Ah, 32-bit. That's probably the difference. The test suites have not been running with win-x86.
And in fact, they don't pass. In fact, there are multiple problems, and even though your calling convention fix is apparently sufficient for your situation, it does not seem to be enough to get all my tests to pass.
So, I've apparently got some work to do for 32-bit.
When I release 2.1.2, I'll probably close this issue and open new one(s) for 32-bit problems.
In retrospective that makes sense 😅 x86 is the weird one with three major calling conventions, x64 and arm64 both use only one (which differs per platform but not per method).

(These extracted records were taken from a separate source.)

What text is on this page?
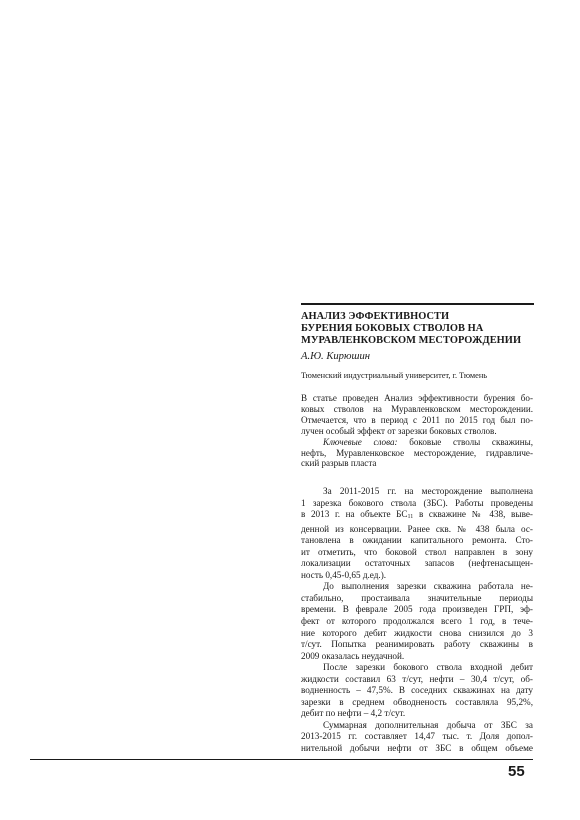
АНАЛИЗ ЭФФЕКТИВНОСТИ
БУРЕНИЯ БОКОВЫХ СТВОЛОВ НА
МУРАВЛЕНКОВСКОМ МЕСТОРОЖДЕНИИ
А.Ю. Кирюшин
Тюменский индустриальный университет, г. Тюмень
В статье проведен Анализ эффективности бурения бо-
ковых стволов на Муравленковском месторождении.
Отмечается, что в период с 2011 по 2015 год был по-
лучен особый эффект от зарезки боковых стволов.
Ключевые слова: боковые стволы скважины,
нефть, Муравленковское месторождение, гидравличе-
ский разрыв пласта
За 2011-2015 гг. на месторождение выполнена
1 зарезка бокового ствола (ЗБС). Работы проведены
в 2013 г. на объекте $БС_{11}$ в скважине № 438, выве-
денной из консервации. Ранее скв. № 438 была ос-
тановлена в ожидании капитального ремонта. Сто-
ит отметить, что боковой ствол направлен в зону
локализации остаточных запасов (нефтенасыщен-
ность 0,45-0,65 д.ед.).
До выполнения зарезки скважина работала не-
стабильно, простаивала значительные периоды
времени. В феврале 2005 года произведен ГРП, эф-
фект от которого продолжался всего 1 год, в тече-
ние которого дебит жидкости снова снизился до 3
т/сут. Попытка реанимировать работу скважины в
2009 оказалась неудачной.
После зарезки бокового ствола входной дебит
жидкости составил 63 т/сут, нефти – 30,4 т/сут, об-
водненность – 47,5%. В соседних скважинах на дату
зарезки в среднем обводненость составляла 95,2%,
дебит по нефти – 4,2 т/сут.
Суммарная дополнительная добыча от ЗБС за
2013-2015 гг. составляет 14,47 тыс. т. Доля допол-
нительной добычи нефти от ЗБС в общем объеме
55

@filipnavara So... for your Windows builds, you're using a target framework of net6.0-windows
(or similar), rather than just net6.0
, right?
When I tweaked your calling convention fix to be effective only on Windows, I used some existing stuff, and so that version of the provider only gets used for a net6.0-windows
TFM. So, above, when I said I tried running those fixes on win-x86
, and found that lots of things were broken, I was building with net6.0
, so the calling convention fixes were not actually in play. But, if I run the test suite targeting net6.0-windows
, everything passes.
I might need to tweak the nuspec to make that version of the provider assembly match net6.0
when the RID is win-x86
.
So... for your Windows builds, you're using a target framework of net6.0-windows (or similar), rather than just net6.0, right?
Correct. net6.0-windows
TFM and win-x86
RID for the executable project.
Fixed in 2.1.2, which is now on nuget. Also logged #518 as a leftover.
We are using the
sqlite3_config_log
API. Apparently somewhere between 2.0.7 and 2.1.0 you switched to useUnmanagedCallersOnly
. Unfortunately, this means the decorated callback now defaults to the platform calling convention which isstdcall
on Windows. The native library (e_sqlite3
) expectscdecl
though. This mismatch causes access violation once the registered callbacks returns back to the native code.